Both men also spent their political careers swimming upstream, the only route for an outsider from a place such as Shawinigan or Wilmington. Each is a natural fighter, toughened by childhood affliction – in Mr. Chretien’s case, facial paralysis he developed at the age of 12, in Mr. Biden’s a debilitating stutter. Both spent decades being written off by elites. Each gaffe or faux-pas is mocked by the pundits and pearl-clutchers of the establishment, but they’re overlooked or even rationalized by ordinary citizens.
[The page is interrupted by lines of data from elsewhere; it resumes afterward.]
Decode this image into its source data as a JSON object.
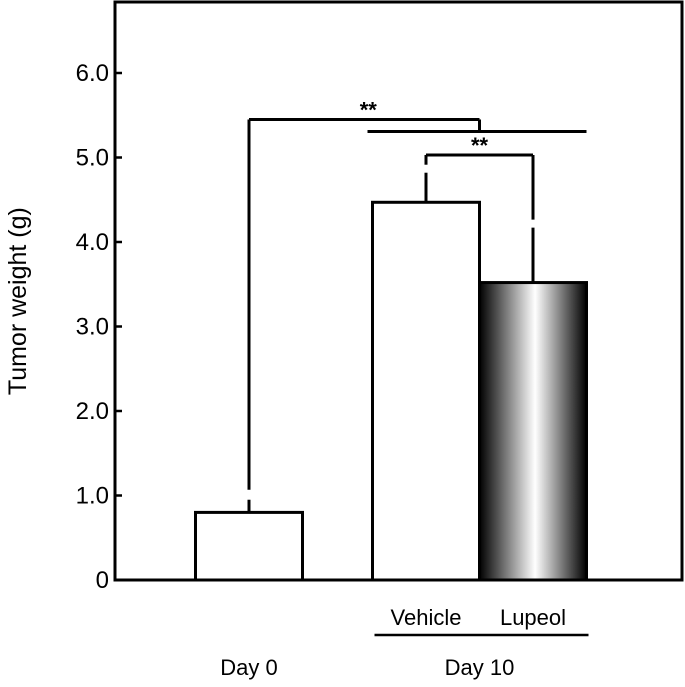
{
  "chart_data": {
    "type": "bar",
    "title": "",
    "xlabel": "",
    "ylabel": "Tumor weight (g)",
    "ylim": [
      0,
      6.6
    ],
    "yticks": [
      0,
      1.0,
      2.0,
      3.0,
      4.0,
      5.0,
      6.0
    ],
    "ytick_labels": [
      "0",
      "1.0",
      "2.0",
      "3.0",
      "4.0",
      "5.0",
      "6.0"
    ],
    "grid": false,
    "legend": "none",
    "categories": [
      "Day 0",
      "Vehicle",
      "Lupeol"
    ],
    "values": [
      0.8,
      4.47,
      3.52
    ],
    "errors": [
      0.15,
      0.35,
      0.65
    ],
    "bar_styles": [
      "white",
      "white",
      "gradient"
    ],
    "sub_labels": [
      "",
      "Vehicle",
      "Lupeol"
    ],
    "group_labels": [
      {
        "label": "Day 0",
        "members": [
          0
        ]
      },
      {
        "label": "Day 10",
        "members": [
          1,
          2
        ]
      }
    ],
    "significance": [
      {
        "text": "**",
        "from": "Day 0",
        "to": "Day 10",
        "height": 5.45
      },
      {
        "text": "**",
        "from": "Vehicle",
        "to": "Lupeol",
        "height": 5.03
      }
    ],
    "colors": {
      "bar_fill": "#ffffff",
      "gradient_dark": "#000000",
      "gradient_light": "#ffffff",
      "stroke": "#000000"
    }
  }
}
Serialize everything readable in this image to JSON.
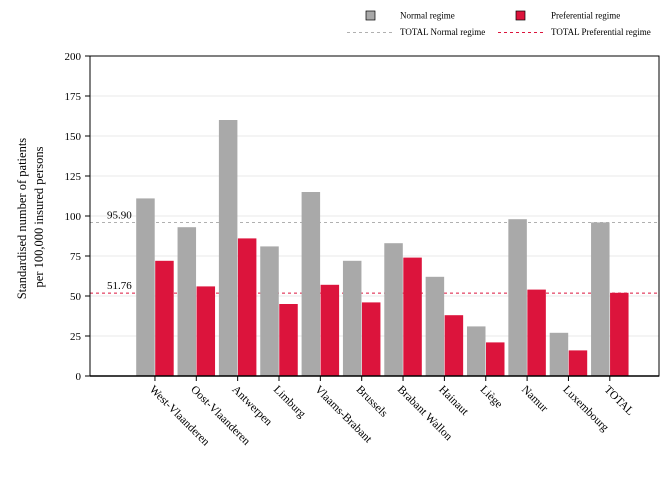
{
  "chart_data": {
    "type": "bar",
    "ylabel_lines": [
      "Standardised number of patients",
      "per 100,000 insured persons"
    ],
    "ylim": [
      0,
      200
    ],
    "yticks": [
      0,
      25,
      50,
      75,
      100,
      125,
      150,
      175,
      200
    ],
    "grid": true,
    "legend_position": "top-right",
    "categories": [
      "West-Vlaanderen",
      "Oost-Vlaanderen",
      "Antwerpen",
      "Limburg",
      "Vlaams-Brabant",
      "Brussels",
      "Brabant Wallon",
      "Hainaut",
      "Liège",
      "Namur",
      "Luxembourg",
      "TOTAL"
    ],
    "series": [
      {
        "name": "Normal regime",
        "color": "#a9a9a9",
        "values": [
          111,
          93,
          160,
          81,
          115,
          72,
          83,
          62,
          31,
          98,
          27,
          96
        ]
      },
      {
        "name": "Preferential regime",
        "color": "#dc143c",
        "values": [
          72,
          56,
          86,
          45,
          57,
          46,
          74,
          38,
          21,
          54,
          16,
          52
        ]
      }
    ],
    "reference_lines": [
      {
        "name": "TOTAL Normal regime",
        "value": 95.9,
        "label": "95.90",
        "color": "#b0b0b0"
      },
      {
        "name": "TOTAL Preferential regime",
        "value": 51.76,
        "label": "51.76",
        "color": "#dc143c"
      }
    ]
  }
}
Both evince a pragmatic, no-nonsense approach to government that is rooted in their blue-collar backgrounds and honed by years of practical, hands-on experience. This has often led more ideological critics – usually from the left – to regard both men with suspicion. But over the long term, it has aligned well with the public, particularly because it is informed by an optimistic, inclusive, and broadly progressive set of values.
Perhaps most importantly, they’ve both developed an abiding, almost reverent respect for the institutions of government, and a dedication to using their talents and ease in connecting with voters to strengthen them. That’s an effective antidote to toxic forms of populism and grievance politics.
To be sure, there are differences between Mr. Chrétien and Mr. Biden. The most glaring one is that by 2020, Mr. Biden will be some two decades older than Mr. Chretien was in 1993 – and that’s when they called him “yesterday’s man.” But in politics, sometimes one doesn’t choose the moment as much as the moment chooses them.
Canada was lucky to have Jean Chrétien all those years ago. Slowly, patiently, unglamorously, he turned the country around.
Entering this new year, with the momentum of their midterm victories at their backs, Democrats in the United States will now finally turn in earnest to the long, drawn-out task of selecting their champion to take on Mr. Trump in 2020. The party could risk a bitter internal war between left and centre, between purity and pragmatism – potentially hobbling itself before the real fight begins. Or they could opt for the candidate who symbolizes unity and can reach out to ordinary Americans – not a fresh face but a proven hand.
It’s a Canadian model that Democrats would be smart to emulate.